Appeal rights in planning are due to be discussed this week by the Scottish Parliament’s Local Government & Communities Committee, as part of the scrutiny of the Planning (Scotland) Bill.
Why do developers need a right of appeal?
A client recently won an appeal against refusal of planning permission. Expenses were also awarded against the council on the grounds of its unreasonable behaviour. Such an award of expenses is rare, in contrast to court actions.
If the developer right of appeal had been removed, there would have been no procedure for my client to challenge, and reverse, the council’s unreasonable decision.
Restricted right of appeal
Rather than remove the appeal right entirely, there is a alternative suggestion that compliance with the development plan could be used as a criterion for a restricted developer right of appeal.

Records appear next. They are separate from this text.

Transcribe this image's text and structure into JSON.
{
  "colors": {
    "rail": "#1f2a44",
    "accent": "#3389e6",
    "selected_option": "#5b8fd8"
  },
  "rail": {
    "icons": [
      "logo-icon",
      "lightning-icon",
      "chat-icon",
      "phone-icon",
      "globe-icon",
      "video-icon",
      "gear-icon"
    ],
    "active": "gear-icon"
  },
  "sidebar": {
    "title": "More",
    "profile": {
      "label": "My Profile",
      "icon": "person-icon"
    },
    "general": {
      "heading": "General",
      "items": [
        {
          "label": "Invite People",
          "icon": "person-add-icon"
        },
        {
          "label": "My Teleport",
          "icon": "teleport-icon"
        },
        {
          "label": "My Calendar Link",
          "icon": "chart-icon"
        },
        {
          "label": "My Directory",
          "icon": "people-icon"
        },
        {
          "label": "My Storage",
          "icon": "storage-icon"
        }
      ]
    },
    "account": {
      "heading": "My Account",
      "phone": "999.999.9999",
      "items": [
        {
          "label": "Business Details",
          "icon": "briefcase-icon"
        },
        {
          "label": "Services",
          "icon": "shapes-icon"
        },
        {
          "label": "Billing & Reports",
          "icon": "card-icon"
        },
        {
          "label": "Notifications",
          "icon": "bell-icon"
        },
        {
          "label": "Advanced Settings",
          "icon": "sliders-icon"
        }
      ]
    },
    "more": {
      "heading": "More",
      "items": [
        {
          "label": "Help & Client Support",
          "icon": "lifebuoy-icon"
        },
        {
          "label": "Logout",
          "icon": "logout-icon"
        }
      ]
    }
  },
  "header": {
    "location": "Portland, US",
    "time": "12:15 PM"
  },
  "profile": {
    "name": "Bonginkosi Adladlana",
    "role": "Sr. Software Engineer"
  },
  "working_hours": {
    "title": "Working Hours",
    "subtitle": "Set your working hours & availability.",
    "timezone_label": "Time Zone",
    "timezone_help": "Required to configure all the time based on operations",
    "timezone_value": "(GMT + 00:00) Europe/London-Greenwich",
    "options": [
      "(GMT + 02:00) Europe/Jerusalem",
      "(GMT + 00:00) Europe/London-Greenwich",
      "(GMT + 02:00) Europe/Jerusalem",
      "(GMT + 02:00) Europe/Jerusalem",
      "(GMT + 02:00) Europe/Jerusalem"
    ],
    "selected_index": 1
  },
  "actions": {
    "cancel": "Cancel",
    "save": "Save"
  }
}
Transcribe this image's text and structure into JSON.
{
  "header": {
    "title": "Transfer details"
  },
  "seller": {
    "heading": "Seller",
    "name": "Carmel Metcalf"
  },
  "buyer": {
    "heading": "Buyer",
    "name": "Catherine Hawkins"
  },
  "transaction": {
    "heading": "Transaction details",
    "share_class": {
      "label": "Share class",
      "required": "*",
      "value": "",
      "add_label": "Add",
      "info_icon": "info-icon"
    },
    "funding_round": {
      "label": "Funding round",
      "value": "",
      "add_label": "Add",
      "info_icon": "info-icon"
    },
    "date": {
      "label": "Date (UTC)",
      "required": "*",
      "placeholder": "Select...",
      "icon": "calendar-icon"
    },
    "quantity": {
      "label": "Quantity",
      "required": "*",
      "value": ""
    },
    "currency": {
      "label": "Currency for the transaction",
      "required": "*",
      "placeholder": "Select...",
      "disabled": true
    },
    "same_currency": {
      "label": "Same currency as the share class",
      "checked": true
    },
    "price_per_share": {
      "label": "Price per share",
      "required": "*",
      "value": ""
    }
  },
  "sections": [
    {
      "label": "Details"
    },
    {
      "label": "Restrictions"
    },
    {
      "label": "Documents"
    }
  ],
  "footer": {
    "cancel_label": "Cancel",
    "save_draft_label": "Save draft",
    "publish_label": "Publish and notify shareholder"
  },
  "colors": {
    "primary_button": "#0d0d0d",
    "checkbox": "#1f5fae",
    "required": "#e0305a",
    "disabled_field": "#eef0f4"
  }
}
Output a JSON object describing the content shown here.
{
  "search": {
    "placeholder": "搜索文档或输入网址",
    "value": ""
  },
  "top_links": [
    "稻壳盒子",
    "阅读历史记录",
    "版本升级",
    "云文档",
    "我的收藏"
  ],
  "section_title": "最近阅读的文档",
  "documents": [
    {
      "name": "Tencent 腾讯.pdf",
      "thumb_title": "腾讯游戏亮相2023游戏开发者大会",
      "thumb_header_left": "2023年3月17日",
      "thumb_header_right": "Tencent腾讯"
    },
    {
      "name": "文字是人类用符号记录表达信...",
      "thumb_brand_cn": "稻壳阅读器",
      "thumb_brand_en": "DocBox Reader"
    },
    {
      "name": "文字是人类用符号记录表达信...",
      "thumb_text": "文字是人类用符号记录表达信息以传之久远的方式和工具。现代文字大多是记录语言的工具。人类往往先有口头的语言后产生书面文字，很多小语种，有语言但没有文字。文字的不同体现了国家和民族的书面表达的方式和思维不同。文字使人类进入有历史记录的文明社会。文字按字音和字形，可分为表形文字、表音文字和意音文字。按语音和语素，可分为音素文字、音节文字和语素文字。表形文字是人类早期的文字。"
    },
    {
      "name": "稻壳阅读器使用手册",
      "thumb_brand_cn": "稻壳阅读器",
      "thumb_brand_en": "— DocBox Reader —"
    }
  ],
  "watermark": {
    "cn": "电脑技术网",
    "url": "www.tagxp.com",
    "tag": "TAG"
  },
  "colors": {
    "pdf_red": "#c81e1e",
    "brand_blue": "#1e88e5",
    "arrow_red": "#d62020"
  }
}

The drawback is that compliance is often the key area of dispute.
In my client’s appeal, the council’s only ground for refusal was non-compliance with a development plan policy. Not only did the Scottish Government reporter disagree with that, he also awarded expenses against the council because there were no reasonable planning grounds for the reason for refusal.
That shows the problems with a plan-led right of appeal.
Even if a filter mechanism was introduced, in many instances a full hearing of the appeal would be required before any decision could be reached on compliance with the development plan.
It is difficult to formulate workable proposals for changes to appeal rights. If changes are to be introduced, there needs to be full consultation.